Tentu saja, belum pernah ada sejarah Amerika yang menunjukkan toleransi terhadap kelompok yang berperang dengan kekuatan negara ini. Oleh karena itu, tampaknya unsur pengambilan keputusan dalam hal ini adalah lobi Zionis di Amerika, yang mendefinisikan sifat kelompok teroris dari sudut pandang negara ini dan menjatuhkan sanksi terhadap berbagai tokoh dan organisasi.
Di sisi lain, serangan dalam jumlah besar yang dilakukan rezim Zionis terhadap Suriah, yang telah menembakkan ribuan roket ke wilayah negara tersebut dalam beberapa hari dan menghancurkan infrastruktur militernya serta menduduki wilayah baru dari Suriah tidak mungkin dilakukan kecuali dengan koordinasi antara kelompok bersenjata dan musuh Zionis, dan Zionis pasti memberi tahu kelompok bersenjata tentang hal ini sebelum menyerang posisi militer.
Menurut Al-Akhbar, hal ini terjadi meskipun kelompok teroris tidak hanya belum mengeluarkan komentar apa pun yang mengecam serangan roket atau pendudukan Zionis di Suriah, namun sebaliknya, Abu Muhammad al-Jolani, pemimpin kelompok teroris Tahrir al-Sham, mencoba mengabaikan tanggung jawab Zionis dalam genosida di Gaza dan menggambarkan perang ini sebagai “perang Iran melawan wilayah tersebut”.

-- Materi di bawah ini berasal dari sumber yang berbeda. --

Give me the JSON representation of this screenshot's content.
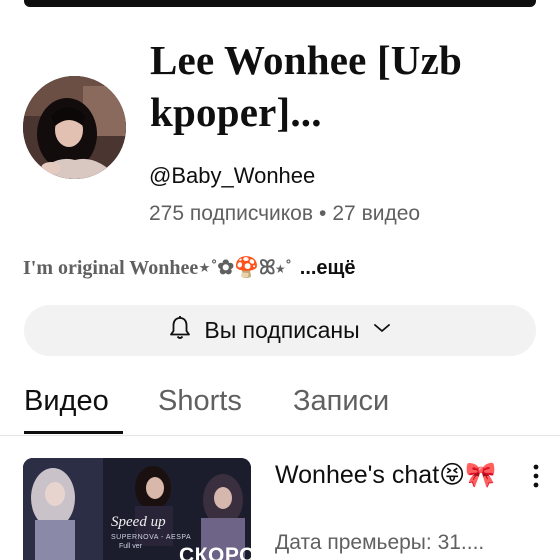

Dalam laporannya, Asad Abu Khalil juga menyebutkan 18 tuntutan rezim Zionis terhadap kekuasaan baru teroris di Suriah dan mencantumkannya dalam poin-poin berikut:
Pertama, penghancuran yang ditargetkan terhadap pemerintah dan masyarakat Suriah, serupa dengan tindakan yang telah dilakukan sebelumnya di Sudan, Libya, Lebanon, Yaman, dan Irak.
Kedua, memberikan pengawasan langsung AS terhadap tentara Suriah—setelah penghancuran infrastruktur dan pembunuhan ilmuwan negara tersebut. Pengawasan AS memastikan bahwa militer tetap lemah dan tidak mampu melindungi perbatasannya.
Ketiga, menciptakan pengaruh langsung rezim Zionis di beberapa wilayah Suriah seperti Quneitra.
Keempat, membubarkan tentara berdasarkan basis sektarian dan mengubahnya menjadi kelompok yang saling bermusuhan.
Kelima, pembagian Suriah menjadi beberapa rezim sektarian.
Keenam, mencoba memisahkan Druze Suriah dari masyarakat di negara ini.
Ketujuh, menciptakan perpecahan suku dan antropologis di Suriah.
Kedelapan, menciptakan gerakan untuk menghancurkan pejabat pemerintahan sebelumnya guna menghilangkan budaya berperang melawan Israel dan memperkuat rezim musuh di Suriah.
Kesembilan, mencoba membawa wilayah-wilayah yang tersisa di bawah kendali pemerintah pusat Suriah menuju normalisasi hubungan dengan rezim Zionis.
Kesepuluh, menghubungkan pencabutan sanksi Amerika dengan normalisasi hubungan dengan rezim Zionis.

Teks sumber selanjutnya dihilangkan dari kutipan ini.